A new year is upon us once again. Have you, like me, been hearing for weeks about new year resolutions, goals, your new “word” for the year?All this gibberish about gives me a headache! Pick a word? One word for the future. Really? Yet, I find myself spending way to much time thinking and trying to plan about the future.

I gave up setting New Year’s resolutions some years ago. Instead, I wait until the first week or two to really process the fresh start and then I come up with some. I know it may sound silly, but let’s face it, most resolutions don’t hold out more than a few weeks anyway. Plus, it is one less stress around the holidays to think about.

So with the ringing of the New Year bells, I again start to process a fairly quick inventory of my life, being careful not to get stuck in the past. I evaluate where I have been, where I want to be, and my ever-growing understanding of who God created me to be. This year I was hit with this thought – to build on my “J”s and “S”s to a “P”. Let me explain.

Over ten years ago the word for my life was clearly Joy. It was brought to my attention I might be lacking. I started praying over this and it began. I certainly didn’t see it at first, but over a number of months I began to realize how talks, seminars, readings, etc. all stemmed around a theme of joy.

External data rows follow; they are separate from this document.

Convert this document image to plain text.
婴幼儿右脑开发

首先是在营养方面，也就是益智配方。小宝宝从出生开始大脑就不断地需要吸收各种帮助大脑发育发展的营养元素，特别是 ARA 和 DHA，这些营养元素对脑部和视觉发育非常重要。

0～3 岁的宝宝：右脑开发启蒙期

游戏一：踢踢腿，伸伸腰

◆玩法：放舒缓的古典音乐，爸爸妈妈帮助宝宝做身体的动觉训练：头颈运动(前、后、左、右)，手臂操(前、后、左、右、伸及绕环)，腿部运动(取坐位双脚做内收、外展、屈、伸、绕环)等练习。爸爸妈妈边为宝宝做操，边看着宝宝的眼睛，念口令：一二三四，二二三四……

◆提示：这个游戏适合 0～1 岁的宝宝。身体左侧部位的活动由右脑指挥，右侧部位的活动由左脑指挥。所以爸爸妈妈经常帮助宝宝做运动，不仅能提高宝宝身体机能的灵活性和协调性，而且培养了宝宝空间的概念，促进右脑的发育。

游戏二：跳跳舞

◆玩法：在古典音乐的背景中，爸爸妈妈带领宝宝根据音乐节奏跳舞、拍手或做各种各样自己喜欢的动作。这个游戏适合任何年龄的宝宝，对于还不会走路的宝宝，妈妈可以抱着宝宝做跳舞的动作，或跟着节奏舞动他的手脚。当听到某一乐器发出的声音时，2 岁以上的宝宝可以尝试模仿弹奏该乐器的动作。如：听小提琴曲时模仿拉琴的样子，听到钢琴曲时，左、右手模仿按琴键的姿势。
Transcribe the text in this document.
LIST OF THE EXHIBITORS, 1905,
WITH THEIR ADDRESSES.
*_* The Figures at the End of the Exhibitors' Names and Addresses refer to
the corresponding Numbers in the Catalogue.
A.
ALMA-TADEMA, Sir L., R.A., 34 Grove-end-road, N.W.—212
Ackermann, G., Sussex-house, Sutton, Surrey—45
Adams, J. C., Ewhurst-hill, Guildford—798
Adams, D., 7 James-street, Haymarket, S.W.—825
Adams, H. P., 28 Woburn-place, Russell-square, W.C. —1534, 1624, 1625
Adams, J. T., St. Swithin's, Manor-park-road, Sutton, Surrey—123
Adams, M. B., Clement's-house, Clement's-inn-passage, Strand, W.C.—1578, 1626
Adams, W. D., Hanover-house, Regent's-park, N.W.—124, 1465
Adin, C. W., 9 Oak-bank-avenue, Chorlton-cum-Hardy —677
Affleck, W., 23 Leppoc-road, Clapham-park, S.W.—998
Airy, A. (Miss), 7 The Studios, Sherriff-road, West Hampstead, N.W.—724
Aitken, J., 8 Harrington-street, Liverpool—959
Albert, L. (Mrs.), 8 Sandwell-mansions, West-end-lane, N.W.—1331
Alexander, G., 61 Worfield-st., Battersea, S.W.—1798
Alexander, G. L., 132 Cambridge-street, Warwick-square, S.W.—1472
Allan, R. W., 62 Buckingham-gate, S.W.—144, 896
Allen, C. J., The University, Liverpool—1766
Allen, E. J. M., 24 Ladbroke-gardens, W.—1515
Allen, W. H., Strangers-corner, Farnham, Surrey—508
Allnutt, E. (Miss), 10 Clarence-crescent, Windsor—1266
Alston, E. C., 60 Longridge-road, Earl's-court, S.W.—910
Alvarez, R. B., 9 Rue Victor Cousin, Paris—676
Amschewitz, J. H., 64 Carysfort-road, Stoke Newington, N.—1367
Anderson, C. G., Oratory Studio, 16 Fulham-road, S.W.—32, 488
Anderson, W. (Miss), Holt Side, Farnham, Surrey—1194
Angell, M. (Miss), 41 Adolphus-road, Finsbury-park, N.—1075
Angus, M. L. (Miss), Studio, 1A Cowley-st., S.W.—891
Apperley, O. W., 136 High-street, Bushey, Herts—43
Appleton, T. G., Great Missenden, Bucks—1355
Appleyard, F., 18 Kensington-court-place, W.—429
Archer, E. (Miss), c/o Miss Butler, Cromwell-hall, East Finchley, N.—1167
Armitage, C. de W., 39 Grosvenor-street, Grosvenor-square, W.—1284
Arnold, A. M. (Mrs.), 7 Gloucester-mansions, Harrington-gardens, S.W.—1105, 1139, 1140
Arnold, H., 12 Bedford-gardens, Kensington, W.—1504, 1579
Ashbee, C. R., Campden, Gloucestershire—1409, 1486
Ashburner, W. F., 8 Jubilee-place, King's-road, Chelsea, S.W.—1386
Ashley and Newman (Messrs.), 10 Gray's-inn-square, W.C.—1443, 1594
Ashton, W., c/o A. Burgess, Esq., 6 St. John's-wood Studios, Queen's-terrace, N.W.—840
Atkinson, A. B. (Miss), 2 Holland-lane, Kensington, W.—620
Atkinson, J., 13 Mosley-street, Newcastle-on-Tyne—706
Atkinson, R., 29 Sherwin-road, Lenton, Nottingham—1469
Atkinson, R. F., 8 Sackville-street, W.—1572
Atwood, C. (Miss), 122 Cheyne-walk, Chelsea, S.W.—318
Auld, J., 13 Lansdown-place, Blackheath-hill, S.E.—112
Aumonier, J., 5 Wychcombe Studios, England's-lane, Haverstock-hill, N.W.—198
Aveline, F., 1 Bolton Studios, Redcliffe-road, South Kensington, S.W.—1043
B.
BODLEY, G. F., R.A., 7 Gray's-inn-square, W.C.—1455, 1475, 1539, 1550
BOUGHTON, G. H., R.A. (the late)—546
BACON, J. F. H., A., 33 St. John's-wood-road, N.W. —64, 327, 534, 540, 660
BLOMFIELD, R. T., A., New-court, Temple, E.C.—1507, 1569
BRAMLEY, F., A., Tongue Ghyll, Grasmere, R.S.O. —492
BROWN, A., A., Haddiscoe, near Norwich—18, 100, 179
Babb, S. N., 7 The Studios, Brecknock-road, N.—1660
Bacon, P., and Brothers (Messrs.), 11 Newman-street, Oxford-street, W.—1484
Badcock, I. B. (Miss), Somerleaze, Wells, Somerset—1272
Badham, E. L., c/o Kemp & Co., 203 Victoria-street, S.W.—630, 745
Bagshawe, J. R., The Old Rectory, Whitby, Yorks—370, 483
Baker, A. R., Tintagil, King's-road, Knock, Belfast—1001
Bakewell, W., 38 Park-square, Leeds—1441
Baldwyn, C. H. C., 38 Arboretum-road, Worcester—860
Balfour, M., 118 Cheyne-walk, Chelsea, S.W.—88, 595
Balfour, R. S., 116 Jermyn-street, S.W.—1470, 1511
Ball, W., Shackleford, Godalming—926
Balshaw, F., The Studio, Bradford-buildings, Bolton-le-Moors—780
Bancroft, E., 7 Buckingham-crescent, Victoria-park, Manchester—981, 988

Funny how God works when we ask him!

Even though the person who initially expressed how “I didn’t smile as much” was referring to my outward expression of happiness, I found most people think the same way, including me. This lack of understanding is probably why it took me a bit to recognize the answers to my quest. Plus, it was certainly a time in my life I could have plenty of excuses for my missing grin.

That year I learned how happiness isn’t joy. Joy goes far deeper. Happiness is based on current circumstances. Joy has a solid foundation. Happiness can be there one minute and gone another. Joy lasts – no matter what is happening around you or to others you love. I found my JOY in who Jesus is. Although I had found Salvation years before, it wasn’t until that year I started to truly understand the “what” and “why” of Jesus in my life and what He had done for me.

Salvation through Jesus were “J” and “S” words that started it all. Then growth sprouted and continues to grow. Salvation, Jesus and Joy were not only my “S” and “J” words, they brought new meaning and a fresh comprehension to my life.

For some reason I realized this past week, I have had a lot of “S” word lifestyle changes. Many God has been refining in me since our son’s death three years ago. Suffering, Sufficient Grace, Surrender, Sacrifice, Shut Thy Mouth, Submission, Success, Soul catcher …. The list gets longer as I think about it. At times I don’t have words to describe my thoughts on suffering and sufficient grace. When I get lost in my own world of suffering (“Oh, woe is me!”), I end up being okay when look at how much Christ suffered for me (and you) and the sacrifice he made. His grace is always sufficient.

 

Before our son’s suicide my mind didn’t forget much.

My thoughts and emotions didn’t take detours like they do now.

I had a great deal of energy.

Surrender is probably the biggest challenge from the list. I think I have a flaw of independence. Now, life slows me in my tracks, stumbles me up and frustrates easier. Eventually, I lay it all down at Jesus’ feet and ask Him to work it out. I regroup and keep doing what I know He wants me to do. But, I can’t wear myself out trying to do it all. If it is meant to become something He has to accomplish it. And He has!

I know we can make all kinds of plans for every minute of each day and have them be destroyed by unexpected life in a split second. I know scripture says “For I know the plans I have for you, declares the Lord, plans for welfare and not for evil, to give you a future and a hope.” (Jeremiah 29:11) and  “Many are the plans in a person’s heart, but it is the Lord’s purpose that prevails.” (Proverbs 19:21) And as silly as I think it is to pick one word to describe the future, a future I have no idea what will bring, the other morning I had one pop into my head. Priorities.

My life is busier than ever and although I generally do pretty well with organization, I think I need to establish and focus more on my priorities. Since my schedule is more flexible nowadays, it is easy to get lost in the little things, or social media, or my bed sheets. (chuckle) I need to establish priorities to not only get stuff done, but priorities which continue to mean something and that last for eternity. I want to continue to do right for the right reasons, to continue to build on what God has already been establishing in me, yet more focused on the priorities for His kingdom. I want to be flexible to do His will and meet the needs of others that He wants me to.

Because in the end, it is “the Lord’s purpose that prevails” and not mine.

So, do you have a word, a verse, or a thought for this year? Are you building a life built on the salvation of Christ, refining who you are in His eyes, prioritizing His Will and Kingdom? Tell me about your “J”s, “S’s, “P”s, or other meaningful A B C.